Computational fragment screening of dimeric SARS-CoV-2 main protease.

Abstract

During the coronavirus pandemic the lack of antiviral therapeutics drove intense interest in rapid drug discovery by the scientific, and medical communities. The Voelz lab took part in the COVID Moonshot initiative, which focused on virtually screening small drug-like fragments as leads for inhibitors of the main protease (Mpro) of SARS-CoV-2, identified using high throughput crystallographic techniques. The Voelz lab performed absolute binding free energy calculations on the [email protected] distributed computing platform to massively parallelize the molecular dynamic (MD) simulations. Crystallographic fragment-based screening techniques can be time consuming, costly, and dependent on the availability of protein crystals. Could fragment based drug discovery be performed completely in silico? To address this question, we aim to perform simulations to virtually screen the original fragment library used in the COVID Moonshot, and assess the accuracy of the predictions. The GROMACS simulation package was used to construct a simulation topology of the apo form of dimeric Mpro from its crystal structure. The correct protonation states of titratable residues were taken from published experimental results.
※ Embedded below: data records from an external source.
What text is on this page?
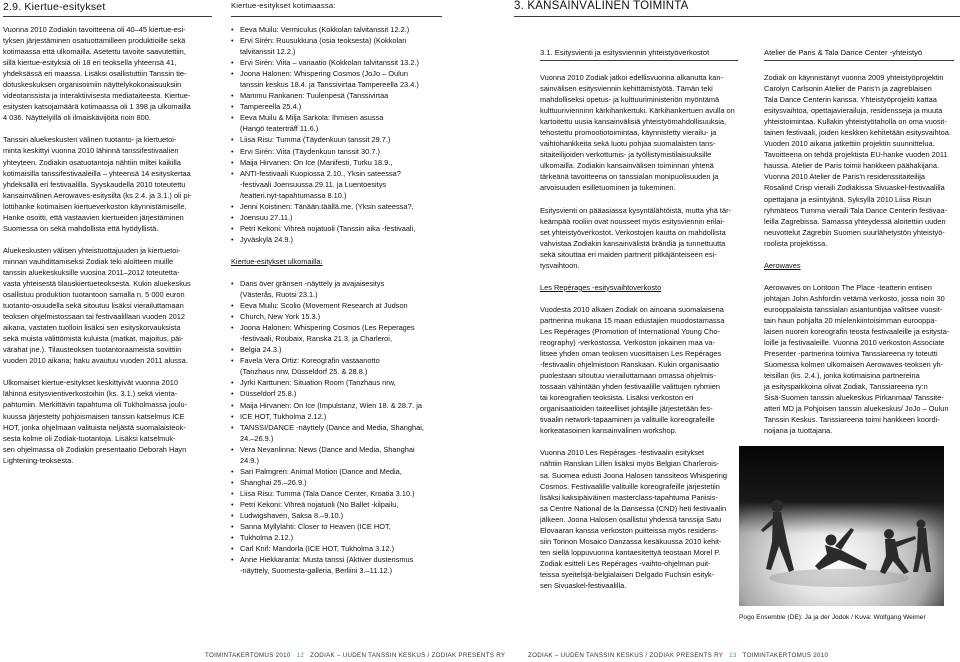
2.9. Kiertue-esitykset

Vuonna 2010 Zodiakin tavoitteena oli 40–45 kiertue-esi-

tyksen järjestäminen osatuottamilleen produktioille sekä

kotimaassa että ulkomailla. Asetettu tavoite saavutettiin,

sillä kiertue-esityksiä oli 18 eri teoksella yhteensä 41,

yhdeksässä eri maassa. Lisäksi osallistuttiin Tanssin tie-

dotuskeskuksen organisoimiin näyttelykokonaisuuksiin

videotanssista ja interaktiivisesta mediataiteesta. Kiertue-

esitysten katsojamäärä kotimaassa oli 1 398 ja ulkomailla

4 036. Näyttelyillä oli ilmaiskävijöitä noin 800.

Tanssin aluekeskusten välinen tuotanto- ja kiertuetoi-

minta keskittyi vuonna 2010 lähinnä tanssifestivaalien

yhteyteen. Zodiakin osatuotantoja nähtiin miltei kaikilla

kotimaisilla tanssifestivaaleilla – yhteensä 14 esityskertaa

yhdeksällä eri festivaalilla. Syyskaudella 2010 toteutettu

kansainvälinen Aerowaves-esitysilta (ks 2.4. ja 3.1.) oli pi-

lottihanke kotimaisen kiertueverkoston käynnistämiselle.

Hanke osoitti, että vastaavien kiertueiden järjestäminen

Suomessa on sekä mahdollista että hyödyllistä.

Aluekeskusten välisen yhteistuottajuuden ja kiertuetoi-

minnan vauhdittamiseksi Zodiak teki aloitteen muille

tanssin aluekeskuksille vuosina 2011–2012 toteutetta-

vasta yhteisestä tilauskiertueteoksesta. Kukin aluekeskus

osallistuu produktion tuotantoon samalla n. 5 000 euron

tuotanto-osuudella sekä sitoutuu lisäksi vierailuttamaan

teoksen ohjelmistossaan tai festivaalillaan vuoden 2012

aikana, vastaten tuolloin lisäksi sen esityskorvauksista

sekä muista välittömistä kuluista (matkat, majoitus, päi-

värahat jne.). Tilausteoksen tuotantoraameista sovittiin

vuoden 2010 aikana; haku avautuu vuoden 2011 alussa.

Ulkomaiset kiertue-esitykset keskittyivät vuonna 2010

lähinnä esitysvientiverkostoihin (ks. 3.1.) sekä vienta-

pahtumiin. Merkittävin tapahtuma oli Tukholmassa joulu-

kuussa järjestetty pohjoismaisen tanssin katselmus ICE

HOT, jonka ohjelmaan valituista neljästä suomalaisteok-

sesta kolme oli Zodiak-tuotantoja. Lisäksi katselmuk-

sen ohjelmassa oli Zodiakin presentaatio Deborah Hayn

Lightening-teoksesta.

Kiertue-esitykset kotimaassa:
• Eeva Muilu: Vermiculus (Kokkolan talvitanssit 12.2.)
• Ervi Sirén: Ruusukkuna (osia teoksesta) (Kokkolan
talvitanssit 12.2.)
• Ervi Sirén: Viita – variaatio (Kokkolan talvitanssit 13.2.)
• Joona Halonen: Whispering Cosmos (JoJo – Oulun
tanssin keskus 18.4. ja Tanssivirtaa Tampereella 23.4.)
• Mammu Rankanen: Tuulenpesä (Tanssivirtaa
• Tampereella 25.4.)
• Eeva Muilu & Milja Sarkola: Ihmisen asussa
(Hangö teatertráff 11.6.)
• Liisa Risu: Tumma (Täydenkuun tanssit 29.7.)
• Ervi Sirén: Viita (Täydenkuun tanssit 30.7.)
• Maija Hirvanen: On Ice (Manifesti, Turku 18.9.,
• ANTI-festivaali Kuopiossa 2.10., Yksin sateessa?
-festivaali Joensuussa 29.11. ja Luentoesitys
/teatteri.nyt-tapahtumassa 8.10.)
• Jenni Koistinen: Tänään.täällä.me. (Yksin sateessa?,
• Joensuu 27.11.)
• Petri Kekoni: Vihreä nojatuoli (Tanssin aika -festivaali,
• Jyväskylä 24.9.)

Kiertue-esitykset ulkomailla:

• Dans över gränsen -näyttely ja avajaisesitys
(Västerås, Ruotsi 23.1.)
• Eeva Muilu: Scolio (Movement Research at Judson
• Church, New York 15.3.)
• Joona Halonen: Whispering Cosmos (Les Reperages
-festivaali, Roubaix, Ranska 21.3. ja Charleroi,
• Belgia 24.3.)
• Favela Vera Ortiz: Koreografin vastaanotto
(Tanzhaus nrw, Düsseldorf 25. & 28.8.)
• Jyrki Karttunen: Situation Room (Tanzhaus nrw,
• Düsseldorf 25.8.)
• Maija Hirvanen: On Ice (Impulstanz, Wien 18. & 28.7. ja
• ICE HOT, Tukholma 2.12.)
• TANSSI/DANCE -näyttely (Dance and Media, Shanghai,
24.–26.9.)
• Vera Nevanlinna: News (Dance and Media, Shanghai
24.9.)
• Sari Palmgren: Animal Motion (Dance and Media,
• Shanghai 25.–26.9.)
• Liisa Risu: Tumma (Tala Dance Center, Kroatia 3.10.)
• Petri Kekoni: Vihreä nojatuoli (No Ballet -kilpailu,
• Ludwigshaven, Saksa 8.–9.10.)
• Sanna Myllylahti: Closer to Heaven (ICE HOT,
• Tukholma 2.12.)
• Carl Knif: Mandorla (ICE HOT, Tukholma 3.12.)
• Anne Hiekkaranta: Musta tanssi (Aktiver dusterismus
-näyttely, Suomesta-galleria, Berliini 3.–11.12.)
3. KANSAINVÄLINEN TOIMINTA
3.1. Esitysvienti ja esitysviennin yhteistyöverkostot	Atelier de Paris & Tala Dance Center -yhteistyö

Vuonna 2010 Zodiak jatkoi edellisvuonna alkanutta kan-

sainvälisen esitysviennin kehittämistyötä. Tämän teki

mahdolliseksi opetus- ja kulttuuriministeriön myöntämä

kulttuurivienninn kärkihankertuki. Kärkihankertuen avulla on

kartoitettu uusia kansainvälisiä yhteistyömahdollisuuksia,

tehostettu promootiotoimintaa, käynnistetty vierailu- ja

vaihtohankkeita sekä luotu pohjaa suomalaisten tans-

sitaiteilijoiden verkottumis- ja työllistymistilaisuuksille

ulkomailla. Zodiakin kansainvälisen toiminnan yhtenä

tärkeänä tavoitteena on tanssialan monipuolisuuden ja

arvoisuuden esilletuominen ja tukeminen.

Esitysvienti on pääasiassa kysyntälähtöistä, mutta yhä tär-

keämpää rooliin ovat nousseet myös esitysviennin erilai-

set yhteistyöverkostot. Verkostojen kautta on mahdollista

vahvistaa Zodiakin kansainvälistä brändiä ja tunnettuutta

sekä sitouttaa eri maiden partnerit pitkäjänteiseen esi-

tysvaihtoon.

Les Repérages -esitysvaihtoverkosto

Vuodesta 2010 alkaen Zodiak on ainoana suomalaisena

partnerina mukana 15 maan edustajien muodostamassa

Les Repérages (Promotion of International Young Cho-

reography) -verkostossa. Verkoston jokainen maa va-

litsee yhden oman teoksen vuosittaisen Les Repérages

-festivaalin ohjelmistoon Ranskaan. Kukin organisaatio

puolestaan sitoutuu vierailuttamaan omassa ohjelmis-

tossaan vähintään yhden festivaalille valittujen ryhmien

tai koreografien teoksista. Lisäksi verkoston eri

organisaatioiden taiteelliset johtajille järjestetään fes-

tivaalin network-tapaaminen ja valituille koreografeille

korkeatasoinen kansainvälinen workshop.

Vuonna 2010 Les Repérages -festivaalin esitykset

nähtiin Ranskan Lillen lisäksi myös Belgian Charlerois-

sa. Suomea edusti Joona Halosen tanssiteos Whispering

Cosmos. Festivaalille valituille koreografeille järjestetiin

lisäksi kaksipäiväinen masterclass-tapahtuma Pariisis-

sa Centre National de la Dansessa (CND) heti festivaalin

jälkeen. Joona Halosen osallistui yhdessä tanssija Satu

Elovaaran kanssa verkoston puitteissa myös residens-

siin Torinon Mosaico Danzassa kesäkuussa 2010 kehit-

ten siellä loppuvuonna kantaesitettyä teostaan Morel P.

Zodiak esitteli Les Repérages -vaihto-ohjelman puit-

teissa syeitelsjä-belgialaisen Delgado Fuchsin esityk-

sen Sivuaskel-festivaalilla.

Zodiak on käynnistänyt vuonna 2009 yhteistyöprojektin

Carolyn Carlsonin Atelier de Paris'n ja zagreblaisen

Tala Dance Centerin kanssa. Yhteistyöprojekti kattaa

esitysvaihtoa, opettajavierailuja, residensseja ja muuta

yhteistoimintaa. Kullakin yhteistyötaholla on oma vuosit-

tainen festivaali, joiden keskken kehitetään esitysvaihtoa.

Vuoden 2010 aikana jatkettiin projektin suunnittelua.

Tavoitteena on tehdä projektista EU-hanke vuoden 2011

haussa. Atelier de Paris toimii hankkeen päähakijana.

Vuonna 2010 Atelier de Paris'n residenssitaiteilija

Rosalind Crisp vieraili Zodiakissa Sivuaskel-festivaalilla

opettajana ja esiintyjänä. Syksyllä 2010 Liisa Risun

ryhmäteos Tumma vieraili Tala Dance Centerin festivaa-

leilla Zagrebissa. Samassa yhteydessä aloitettiin uuden

neuvottelut Zagrebin Suomen suurlähetystön yhteistyö-

roolista projektissa.

Aerowaves

Aerowaves on Lontoon The Place -teatterin entisen

johtajan John Ashfordin vetämä verkosto, jossa noin 30

eurooppalaista tanssialan asiantuntijaa valitsee vuosit-

tain haun pohjalta 20 mielenkiintoisimman eurooppa-

laisen nuoren koreografin teosta festivaaleille ja esitysta-

loille ja festivaaleille. Vuonna 2010 verkoston Associate

Presenter -partnerina toimiva Tanssiareena ry toteutti

Suomessa kolmen ulkomaisen Aerowaves-teoksen yh-

teisillan (ks. 2.4.), jonka kotimaisina partnereina

ja esityspaikkoina olivat Zodiak, Tanssiareena ry:n

Sisä-Suomen tanssin aluekeskus Pirkanmaa/ Tanssite-

atteri MD ja Pohjoisen tanssin aluekeskus/ JoJo – Oulun

Tanssin Keskus. Tanssiareena toimi hankkeen koordi-

noijana ja tuottajana.

Pogo Ensemble (DE): Ja ja der Jodok / Kuva: Wolfgang Weimer
TOIMINTAKERTOMUS 2010 12 ZODIAK – UUDEN TANSSIN KESKUS / ZODIAK PRESENTS RY	ZODIAK – UUDEN TANSSIN KESKUS / ZODIAK PRESENTS RY 13 TOIMINTAKERTOMUS 2010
As a first step, we prepared and performed a set of simulations of Mpro in solution, each with one of 11 drug fragments selected from the crystallographic fragment screen, all of which are known to co-crystallize with Mpro experimentally. The simulations are analyzed to determine where the drug fragments like to bind to the Mpro receptor. These results are compared results to the experimental co-crystal structures to determine how accurately MD simulations can predict the known binding pose of small drug like fragments.